The Burger King share debuted at Rs 115.35 per share and was up 92 percent from the issue price of Rs 59-60 per share. Minutes later, the stock was trading at Rs 119.5 per piece. The initial public offering of the company was oversubscribed by investors. It became the second most subscribed IPO of 2020, as it was subscribed over 156 times.
There was a gain of 3.4 percent from listing price in the share of Burger King. The firm had a market capitalisation of Rs 4,402 crore. Before the shares of the company debuted on the stock market, they were trading at 83% premium over the weekend in the unlisted market.
Non-institutional investors subscribed to the stock massively, with many bidding for their portion of issues 354 times. The portion of Burger King’s IPO was oversubscribed 85 times by the Qualified Institutional Buyers. Retail investors oversubscribed their portion 67 times.

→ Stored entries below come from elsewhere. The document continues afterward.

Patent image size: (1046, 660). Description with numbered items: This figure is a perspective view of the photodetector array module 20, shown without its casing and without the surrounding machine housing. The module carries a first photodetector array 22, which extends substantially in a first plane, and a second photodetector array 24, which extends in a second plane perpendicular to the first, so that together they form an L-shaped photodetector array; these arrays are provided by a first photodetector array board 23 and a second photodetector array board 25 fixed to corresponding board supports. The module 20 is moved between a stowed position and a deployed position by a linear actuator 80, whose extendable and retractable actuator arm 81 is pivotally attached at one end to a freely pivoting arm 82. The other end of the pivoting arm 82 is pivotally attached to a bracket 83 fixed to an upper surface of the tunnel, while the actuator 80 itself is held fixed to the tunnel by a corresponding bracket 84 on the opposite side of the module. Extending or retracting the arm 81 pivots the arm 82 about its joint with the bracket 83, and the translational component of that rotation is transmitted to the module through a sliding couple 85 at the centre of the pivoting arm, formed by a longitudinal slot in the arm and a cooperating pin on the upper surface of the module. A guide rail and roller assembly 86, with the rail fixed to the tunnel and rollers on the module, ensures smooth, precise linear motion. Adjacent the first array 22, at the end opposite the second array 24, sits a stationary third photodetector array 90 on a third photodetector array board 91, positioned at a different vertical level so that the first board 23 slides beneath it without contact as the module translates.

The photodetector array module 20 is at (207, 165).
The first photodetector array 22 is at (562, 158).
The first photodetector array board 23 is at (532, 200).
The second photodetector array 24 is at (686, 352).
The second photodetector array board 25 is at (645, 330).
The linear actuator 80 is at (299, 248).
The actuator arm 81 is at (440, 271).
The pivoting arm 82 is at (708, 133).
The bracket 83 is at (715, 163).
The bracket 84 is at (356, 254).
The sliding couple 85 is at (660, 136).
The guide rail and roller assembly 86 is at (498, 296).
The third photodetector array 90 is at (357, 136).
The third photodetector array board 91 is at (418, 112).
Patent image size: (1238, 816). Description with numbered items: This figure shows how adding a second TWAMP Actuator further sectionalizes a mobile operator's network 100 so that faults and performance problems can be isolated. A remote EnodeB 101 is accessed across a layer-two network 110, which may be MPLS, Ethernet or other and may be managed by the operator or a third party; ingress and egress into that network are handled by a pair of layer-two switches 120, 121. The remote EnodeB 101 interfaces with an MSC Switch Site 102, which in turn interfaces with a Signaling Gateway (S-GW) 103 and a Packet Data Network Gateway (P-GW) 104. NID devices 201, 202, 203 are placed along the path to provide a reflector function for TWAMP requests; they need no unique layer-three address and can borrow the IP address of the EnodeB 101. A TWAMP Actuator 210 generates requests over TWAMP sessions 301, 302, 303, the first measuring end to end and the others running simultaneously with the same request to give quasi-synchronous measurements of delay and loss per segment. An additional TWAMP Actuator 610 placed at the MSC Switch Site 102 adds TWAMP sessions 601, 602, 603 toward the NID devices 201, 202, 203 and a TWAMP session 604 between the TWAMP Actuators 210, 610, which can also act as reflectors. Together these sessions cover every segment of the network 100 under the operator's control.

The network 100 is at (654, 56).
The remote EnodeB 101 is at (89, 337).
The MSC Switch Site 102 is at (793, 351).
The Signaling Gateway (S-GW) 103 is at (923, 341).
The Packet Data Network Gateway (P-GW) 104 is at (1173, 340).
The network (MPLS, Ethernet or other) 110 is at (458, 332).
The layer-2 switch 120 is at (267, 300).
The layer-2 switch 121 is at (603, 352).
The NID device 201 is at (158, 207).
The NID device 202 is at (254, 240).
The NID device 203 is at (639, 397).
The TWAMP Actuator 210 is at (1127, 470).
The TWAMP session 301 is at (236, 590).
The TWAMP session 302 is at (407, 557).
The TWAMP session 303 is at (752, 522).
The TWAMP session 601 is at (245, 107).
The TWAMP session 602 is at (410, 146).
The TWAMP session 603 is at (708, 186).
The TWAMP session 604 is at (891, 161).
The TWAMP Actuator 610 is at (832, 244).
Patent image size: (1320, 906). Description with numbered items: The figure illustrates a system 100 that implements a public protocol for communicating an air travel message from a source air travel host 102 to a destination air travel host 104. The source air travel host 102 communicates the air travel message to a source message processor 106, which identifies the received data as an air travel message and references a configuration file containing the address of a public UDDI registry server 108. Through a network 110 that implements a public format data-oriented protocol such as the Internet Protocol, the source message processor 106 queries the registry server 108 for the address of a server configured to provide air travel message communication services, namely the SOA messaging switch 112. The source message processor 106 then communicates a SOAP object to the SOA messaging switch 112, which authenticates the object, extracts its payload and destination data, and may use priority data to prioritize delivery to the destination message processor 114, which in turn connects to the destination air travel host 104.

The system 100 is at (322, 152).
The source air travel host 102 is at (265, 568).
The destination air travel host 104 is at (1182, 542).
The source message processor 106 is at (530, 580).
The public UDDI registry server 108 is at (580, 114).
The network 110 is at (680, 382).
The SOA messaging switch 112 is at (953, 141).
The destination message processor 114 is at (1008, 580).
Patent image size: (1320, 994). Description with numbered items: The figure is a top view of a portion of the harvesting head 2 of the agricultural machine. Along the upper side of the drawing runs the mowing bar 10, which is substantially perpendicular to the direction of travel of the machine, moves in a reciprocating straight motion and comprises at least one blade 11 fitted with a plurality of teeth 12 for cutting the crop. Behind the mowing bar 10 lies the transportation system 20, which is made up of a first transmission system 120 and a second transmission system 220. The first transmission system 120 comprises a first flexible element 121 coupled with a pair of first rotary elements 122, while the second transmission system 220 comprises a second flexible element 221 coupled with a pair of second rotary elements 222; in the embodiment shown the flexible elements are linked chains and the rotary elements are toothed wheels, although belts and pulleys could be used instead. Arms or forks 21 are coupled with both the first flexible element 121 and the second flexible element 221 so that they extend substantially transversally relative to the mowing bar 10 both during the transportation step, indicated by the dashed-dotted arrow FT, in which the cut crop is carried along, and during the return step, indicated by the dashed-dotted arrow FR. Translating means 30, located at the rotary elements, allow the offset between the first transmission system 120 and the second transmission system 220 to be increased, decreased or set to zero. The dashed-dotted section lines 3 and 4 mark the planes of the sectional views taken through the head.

The promoters of the company now hold a stake of 60.1 percent after the issue. Pre-issue, the stake was 94.3 percent. The public shareholding was 5.7 percent pre-issue but it has increased now to 39.9 percent.
It has been reported that the company will use most of the fresh issue amount to fund fresh roll out of new restaurants because it will aim to reach the target of 700 restaurants by 2026. Around Rs 360 crores will be achieved from the Offer For Sale (OFS) for the promoters of the firm and Rs 450 crore will be raised from the issue.
From Rs 378 crore in 2017, the income of Burger King has increased to Rs 841 crore in the previous fiscal year. Over the same period, the EBITDA has gone up from Rs 8 to 103.9 crore. The highly recognised brand value and growth potential of the QSR industry has continued to attract investors although the company continued to make net losses.